The Quercetin


Quercetin is a flavonoid whose IUPAC name is 3,3 ‘, 4’, 5,7-pentahydroxyflavone and the brute or molecular formula C15H10O7.
Quercetin, which belongs to the flavonols group, is the aglyconic component of various glycosides, including rutin and quercitrin. This flavonoid is one of the most common present in nature as it is isolated from many plant species.
It is found in fact in:
– caper (which is the plant that contains the largest amount compared to weight);
– asparagus;
– the lovage;
– red grapes (and red wine);
– the red onion;
– tomatoes;
– green tea;
– berries;
– citrus fruits;
– broccoli;
– the blueberry;
– the Apple;
– the celery;
– propolis;
– and others.
This molecule is known for its high antioxidant and anti-inflammatory power; in fact, quercetin is proposed as a dietary supplement in formulations with antiaging and antioxidant activity.

It is indicated:
– in premature skin aging. This action would be attributable to the capacity, both orally and topically, to counteract the negative activity of solar radiation; the latter, in fact, lead to the synthesis of reactive oxygen species (free radicals) capable of producing structural alterations in the synthesis of collagen and elastin by the dermal fibroblasts.
– In diseases in which oxidative stress and chronic inflammation play a major role.
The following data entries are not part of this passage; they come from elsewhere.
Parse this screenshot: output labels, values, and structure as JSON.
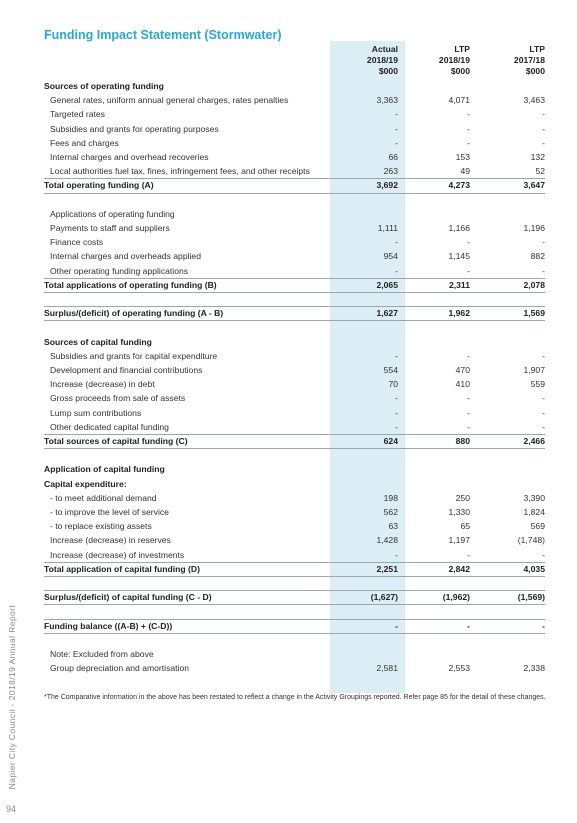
{
  "title": "Funding Impact Statement (Stormwater)",
  "header": {
    "columns": [
      [
        "Actual",
        "2018/19",
        "$000"
      ],
      [
        "LTP",
        "2018/19",
        "$000"
      ],
      [
        "LTP",
        "2017/18",
        "$000"
      ]
    ]
  },
  "sections": [
    {
      "heading": "Sources of operating funding",
      "rows": [
        {
          "label": "General rates, uniform annual general charges, rates penalties",
          "values": [
            "3,363",
            "4,071",
            "3,463"
          ]
        },
        {
          "label": "Targeted rates",
          "values": [
            "-",
            "-",
            "-"
          ]
        },
        {
          "label": "Subsidies and grants for operating purposes",
          "values": [
            "-",
            "-",
            "-"
          ]
        },
        {
          "label": "Fees and charges",
          "values": [
            "-",
            "-",
            "-"
          ]
        },
        {
          "label": "Internal charges and overhead recoveries",
          "values": [
            "66",
            "153",
            "132"
          ]
        },
        {
          "label": "Local authorities fuel tax, fines, infringement fees, and other receipts",
          "values": [
            "263",
            "49",
            "52"
          ]
        }
      ],
      "total": {
        "label": "Total operating funding (A)",
        "values": [
          "3,692",
          "4,273",
          "3,647"
        ]
      }
    },
    {
      "caption": "Applications of operating funding",
      "rows": [
        {
          "label": "Payments to staff and suppliers",
          "values": [
            "1,111",
            "1,166",
            "1,196"
          ]
        },
        {
          "label": "Finance costs",
          "values": [
            "-",
            "-",
            "-"
          ]
        },
        {
          "label": "Internal charges and overheads applied",
          "values": [
            "954",
            "1,145",
            "882"
          ]
        },
        {
          "label": "Other operating funding applications",
          "values": [
            "-",
            "-",
            "-"
          ]
        }
      ],
      "total": {
        "label": "Total applications of operating funding (B)",
        "values": [
          "2,065",
          "2,311",
          "2,078"
        ]
      }
    },
    {
      "total": {
        "label": "Surplus/(deficit) of operating funding (A - B)",
        "values": [
          "1,627",
          "1,962",
          "1,569"
        ]
      }
    },
    {
      "heading": "Sources of capital funding",
      "rows": [
        {
          "label": "Subsidies and grants for capital expenditure",
          "values": [
            "-",
            "-",
            "-"
          ]
        },
        {
          "label": "Development and financial contributions",
          "values": [
            "554",
            "470",
            "1,907"
          ]
        },
        {
          "label": "Increase (decrease) in debt",
          "values": [
            "70",
            "410",
            "559"
          ]
        },
        {
          "label": "Gross proceeds from sale of assets",
          "values": [
            "-",
            "-",
            "-"
          ]
        },
        {
          "label": "Lump sum contributions",
          "values": [
            "-",
            "-",
            "-"
          ]
        },
        {
          "label": "Other dedicated capital funding",
          "values": [
            "-",
            "-",
            "-"
          ]
        }
      ],
      "total": {
        "label": "Total sources of capital funding (C)",
        "values": [
          "624",
          "880",
          "2,466"
        ]
      }
    },
    {
      "heading": "Application of capital funding",
      "subheading": "Capital expenditure:",
      "rows": [
        {
          "label": "- to meet additional demand",
          "values": [
            "198",
            "250",
            "3,390"
          ]
        },
        {
          "label": "- to improve the level of service",
          "values": [
            "562",
            "1,330",
            "1,824"
          ]
        },
        {
          "label": "- to replace existing assets",
          "values": [
            "63",
            "65",
            "569"
          ]
        },
        {
          "label": "Increase (decrease) in reserves",
          "values": [
            "1,428",
            "1,197",
            "(1,748)"
          ]
        },
        {
          "label": "Increase (decrease) of investments",
          "values": [
            "-",
            "-",
            "-"
          ]
        }
      ],
      "total": {
        "label": "Total application of capital funding (D)",
        "values": [
          "2,251",
          "2,842",
          "4,035"
        ]
      }
    },
    {
      "total": {
        "label": "Surplus/(deficit) of capital funding (C - D)",
        "values": [
          "(1,627)",
          "(1,962)",
          "(1,569)"
        ]
      }
    },
    {
      "total": {
        "label": "Funding balance ((A-B) + (C-D))",
        "values": [
          "-",
          "-",
          "-"
        ]
      }
    },
    {
      "caption": "Note: Excluded from above",
      "rows": [
        {
          "label": "Group depreciation and amortisation",
          "values": [
            "2,581",
            "2,553",
            "2,338"
          ]
        }
      ]
    }
  ],
  "footnote": "*The Comparative information in the above has been restated to reflect a change in the Activity Groupings reported. Refer page 85 for the detail of these changes.",
  "side_text": "Napier City Council - 2018/19 Annual Report",
  "page_number": "94"
}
These include allergies, insulin resistance, atherosclerosis, arthritis, Alzheimer’s disease, psoriasis, lupus and many of the diseases associated with aging; Quercetin inhibits several phases that lead to the release of histamine and the production of prostaglandins and leukotrienes with a pro-inflammatory action, as well as the 5-lipoxygenase and phospholipase A2 enzymes.
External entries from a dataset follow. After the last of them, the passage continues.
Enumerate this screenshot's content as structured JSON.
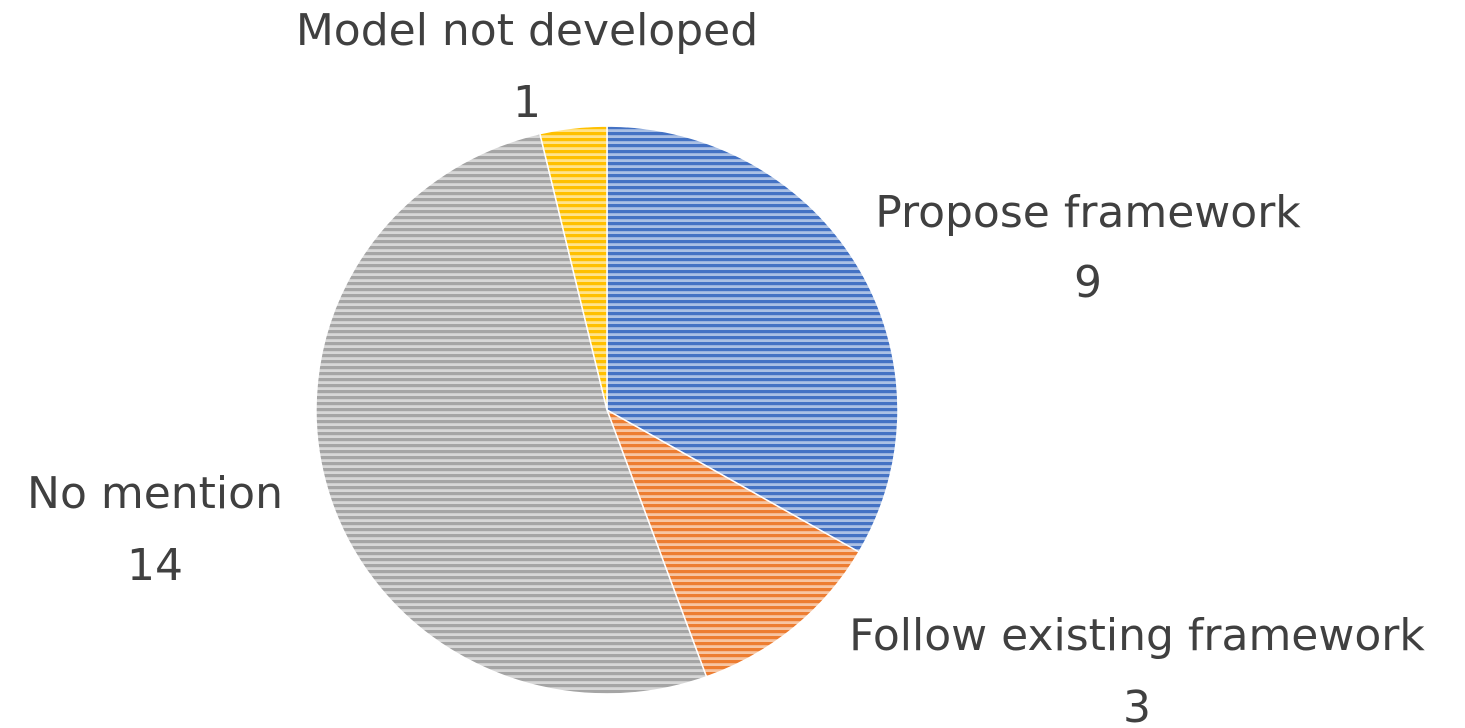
{
  "chart_data": {
    "type": "pie",
    "start_angle_deg": 0,
    "direction": "clockwise",
    "slices": [
      {
        "label": "Propose framework",
        "value": 9,
        "color": "#4472C4"
      },
      {
        "label": "Follow existing framework",
        "value": 3,
        "color": "#ED7D31"
      },
      {
        "label": "No mention",
        "value": 14,
        "color": "#A5A5A5"
      },
      {
        "label": "Model not developed",
        "value": 1,
        "color": "#FFC000"
      }
    ],
    "fill_pattern": "horizontal-stripes",
    "legend": "none",
    "data_labels": "category-name-and-value"
  }
}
– Hemorrhoids, venous insufficiency and capillary fragility. The ability of glucosides such as rutin is well known, to act as antihaemorrhagic and anti-edema with an important therapeutic role in the presence of hemorrhoids, varicose veins and typical manifestations of venous insufficiency (night cramps, pain, heaviness and swelling in the legs).
At the same time it exerts a powerful direct and indirect antioxidant action, protecting the activity of endogenous antioxidant enzyme systems: catalase, superoxide dismutase, glutathione peroxidase and glutathione reductase.
The reduction of cardiovascular risk may be promoted by the antiplatelet and antithrombotic activity of quercetin. In addition, Quercetin could also help prevent cancer, but in this sense it should always be consulted anyway and always the doctor. In vitro and on animal models it has indeed been shown to stop the growth or even lead to apoptosis (cell death) colonies of cancer cells of different origins in different replication stages.
However, there are contra-indications. The antiplatelet and antithrombotic activity requires caution in the use of quercetin by patients in treatment with antiplatelet agents (Aspirinetta, CardioAspirin) and oral anticoagulants (Coumadin, Sintrom). Some in vitro studies have attributed to the quercetin a mutagenic activity, not confirmed by long-term in vivo studies.

Warning: The information reported is not medical advice and may not be accurate. The contents are for illustrative purposes only and do not replace medical advice.